I left Jack with the outline and jumped to Norland Park, where I took the news to Humpty-Dumpty; he and his army of pickets were still camped outside the doors of the house—they had been joined by characters from nursery stories, too.

“Ah!” said Humpty as I approached. “The Bellman. The three witches were right after all.”

“They generally are,” I replied. “I have a proposal for you.”

Humpty's eyes grew bigger and bigger as I explained what I had in mind.

“Sanctuary?” he asked.

“Of sorts,” I told him. “I'll need you to coordinate all the nurseries who will find narrative a little bit alien after doing couplets for so long, so you'll be dead when the story opens.”

“Not . . . the
wall
thing?”

“I'm afraid so.
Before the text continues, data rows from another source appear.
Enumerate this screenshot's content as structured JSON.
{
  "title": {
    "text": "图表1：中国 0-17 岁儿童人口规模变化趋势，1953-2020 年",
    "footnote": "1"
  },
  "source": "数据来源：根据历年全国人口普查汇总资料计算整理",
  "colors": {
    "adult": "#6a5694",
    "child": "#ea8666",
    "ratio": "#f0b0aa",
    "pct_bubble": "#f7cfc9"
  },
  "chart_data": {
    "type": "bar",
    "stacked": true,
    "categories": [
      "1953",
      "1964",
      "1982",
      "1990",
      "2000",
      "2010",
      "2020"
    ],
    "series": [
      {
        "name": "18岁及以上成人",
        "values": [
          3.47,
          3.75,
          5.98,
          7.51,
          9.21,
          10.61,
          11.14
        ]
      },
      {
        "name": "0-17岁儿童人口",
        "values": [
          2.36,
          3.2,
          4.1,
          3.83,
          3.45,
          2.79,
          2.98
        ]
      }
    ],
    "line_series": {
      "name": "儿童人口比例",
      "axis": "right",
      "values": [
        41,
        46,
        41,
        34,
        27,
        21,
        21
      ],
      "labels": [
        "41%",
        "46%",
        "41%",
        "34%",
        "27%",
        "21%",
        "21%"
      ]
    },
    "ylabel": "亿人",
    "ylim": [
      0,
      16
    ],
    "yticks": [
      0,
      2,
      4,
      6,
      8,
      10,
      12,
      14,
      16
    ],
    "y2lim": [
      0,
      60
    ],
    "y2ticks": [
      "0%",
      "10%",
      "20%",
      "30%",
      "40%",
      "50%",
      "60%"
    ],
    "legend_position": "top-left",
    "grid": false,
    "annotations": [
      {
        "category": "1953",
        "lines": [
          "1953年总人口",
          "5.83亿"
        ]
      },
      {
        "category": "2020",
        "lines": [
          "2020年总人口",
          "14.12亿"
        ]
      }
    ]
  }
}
What do you think?”

“Well,” said Humpty, reading the outline carefully and smiling, “I'll take it to the membership, but I think I can safely say that there is nothing here that we can find any great issue with. Pending a ballot, I think you've got yourself a deal.”

It took the C of G almost a year to scrap the pristine and unused Ultra Word
TM
engines, and many more arrests followed, although sadly, none in the Outland. Vernham Deane was released, and he and Mimi were awarded the Gold Star for Reading as well as the plot realignment they had wanted for so many years. They married and—quite unprecedented for a Farquitt baddy—lived happily ever after, something that caused a severe drop in sales for
The Squire of High Potternews
. Harris Tweed, Xavier Libris and twenty-four others at Text Grand Central were tried and found guilty of “crimes against the BookWorld.” Harris Tweed was expelled permanently from fiction and returned to Swindon. Heep, Orlick and Legree were all sent back to their books, and the rest were reduced to text.